When beginning your search for a new car, head to the Web first. A lot of used cars are for sale online, and search capabilities make it easy to quickly track down the features you want in a vehicle. Of course, the classified section of a newspaper is always a good option as well.

What's the best place to buy a used car? It doesn't matter — you just need to find the car you want. You'll probably get the best deal if you buy from an individual. But if you buy from a dealership, you have more recourse — if something's wrong with the vehicle, you can take it back to the dealership.

Many people like the comfort of buying a "certified" used car. Typically, "certified" means the car has been checked over by a dealer and deemed to be in good shape. Dealers sell a variety of used cars, but the certified are the cream of the crop. They come with a warranty AND a higher price tag. They can cost hundreds or thousands of dollars more than non-certified vehicles.

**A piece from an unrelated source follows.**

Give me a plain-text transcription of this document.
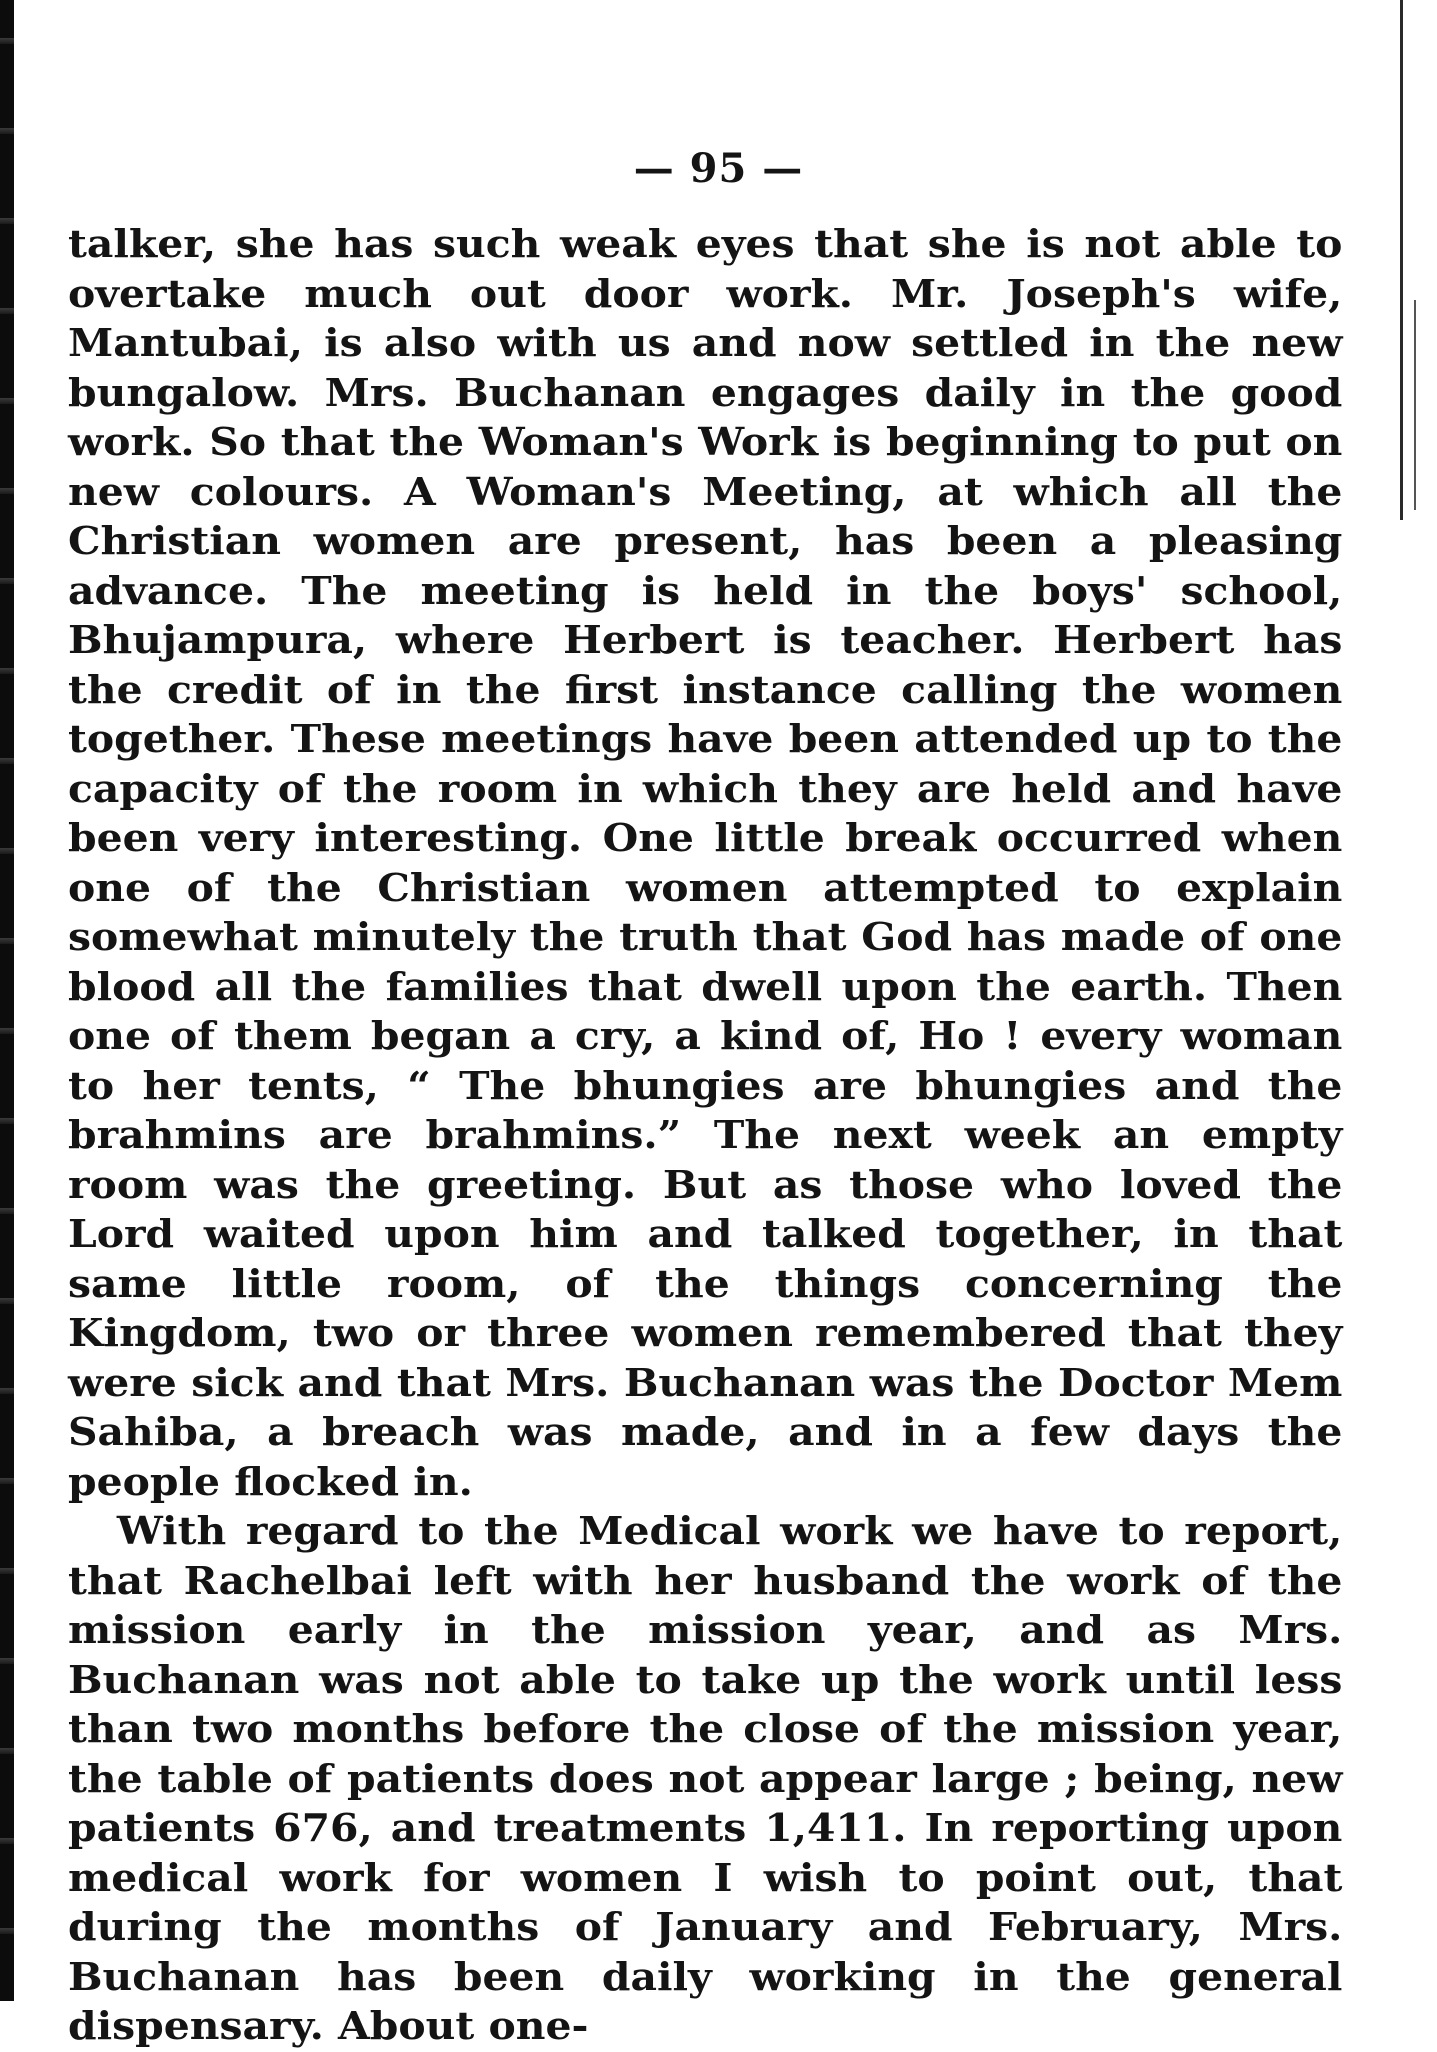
— 95 —

talker, she has such weak eyes that she is not able to overtake much out door work. Mr. Joseph's wife, Mantubai, is also with us and now settled in the new bungalow. Mrs. Buchanan engages daily in the good work. So that the Woman's Work is beginning to put on new colours. A Woman's Meeting, at which all the Christian women are present, has been a pleasing advance. The meeting is held in the boys' school, Bhujampura, where Herbert is teacher. Herbert has the credit of in the first instance calling the women together. These meetings have been attended up to the capacity of the room in which they are held and have been very interesting. One little break occurred when one of the Christian women attempted to explain somewhat minutely the truth that God has made of one blood all the families that dwell upon the earth. Then one of them began a cry, a kind of, Ho ! every woman to her tents, “ The bhungies are bhungies and the brahmins are brahmins.” The next week an empty room was the greeting. But as those who loved the Lord waited upon him and talked together, in that same little room, of the things concerning the Kingdom, two or three women remembered that they were sick and that Mrs. Buchanan was the Doctor Mem Sahiba, a breach was made, and in a few days the people flocked in.

With regard to the Medical work we have to report, that Rachelbai left with her husband the work of the mission early in the mission year, and as Mrs. Buchanan was not able to take up the work until less than two months before the close of the mission year, the table of patients does not appear large ; being, new patients 676, and treatments 1,411. In reporting upon medical work for women I wish to point out, that during the months of January and February, Mrs. Buchanan has been daily working in the general dispensary. About one-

Consumers should be aware that the term "certified" has no legal definition, and any used-car dealer can legally call their cars "certified." So, don't take it for granted that you're getting a car that's in top shape just because it's labeled "certified."

Once you've found the car you want to buy and made an initial phone call to cover basics such as the color, mileage, maintenance record, why the owner is selling, etc, it's time for a physical inspection. Most people will automatically see if the seats are comfortable, if the sightlines are good, if there are any big scratches or dents.

But there are a few things the average car buyer might fail to check.

When you're inspecting a car, you want to make sure the seller isn't lying about the mileage, telling you it's low when actually it's quite high, or the car's accident record.

Here are some things to look for.

EXTERIOR
Take a walk around the car and closely examine all body panels. They should each be exactly the same color and have the same finish. Any variations indicate the panels have been replaced or repaired. Also, if a car has been repainted, you can check for "overspray" — paint that's adhered to the rubber seals around the hood and trunk lids.

TRUNK
When you open the trunk to look for overspray, lift the carpet and look at the trunk's floor. The condition of the floor will indicate if the car has been rear-ended or suffered another type of rear impact.

TIRES
You can tell a lot by looking at a car's tires. You want to make sure all of the tires are the same, and appear to be the same age. A tire's tread should wear evenly across the tire itself and on both sides of the car. Aggressive drivers tend to put heavy wear on the outside shoulder of the front tires, at the edge of the sidewall. Assume that a car has been driven hard if that area is badly worn relative to the rest of the tire. Also, be wary of a car with relatively low miles and brand-new tires — a sign the odometer may have been rolled back.

INTERIOR
Another way to check for hard driving and high mileage: Take a look at the gas and clutch pedals. If the pedal rubber appears quite worn, it indicates high miles. While you're inside the vehicle, be sure to check all the electronic aspects — all the automatic windows, stereo buttons, etc. Consumer Reports studies show that these electronics are the parts of a used car most likely to break, and they're quite expensive to fix.

Finally, nobody wants to buy a car that's been damaged in a flood, and consumers in the South may be the most vulnerable to vehicles in this condition over the following months. For starters, get a car's vehicle identification number — a 17-digit number that's stamped in several places on a car, including where the windshield meets the dashboard. Using this number, you can investigate the car's history at www.carfax.com. The Web site compiles info from motor vehicle records, police departments and other sources.

Luckily for consumers, cleaning all of the muck out of a flooded car is difficult. Look under car carpets and in other nooks and crannies for mold or mud. The small crack where the interior front and back panels meet is a good place to look for mud and other debris.

Of course, you should always have a car inspected by an independent mechanic before you buy. In addition to finding problems you can't spot yourself, this also gives you some negotiating power. If a repair is required, you should approach the seller and ask that some money be knocked off the price.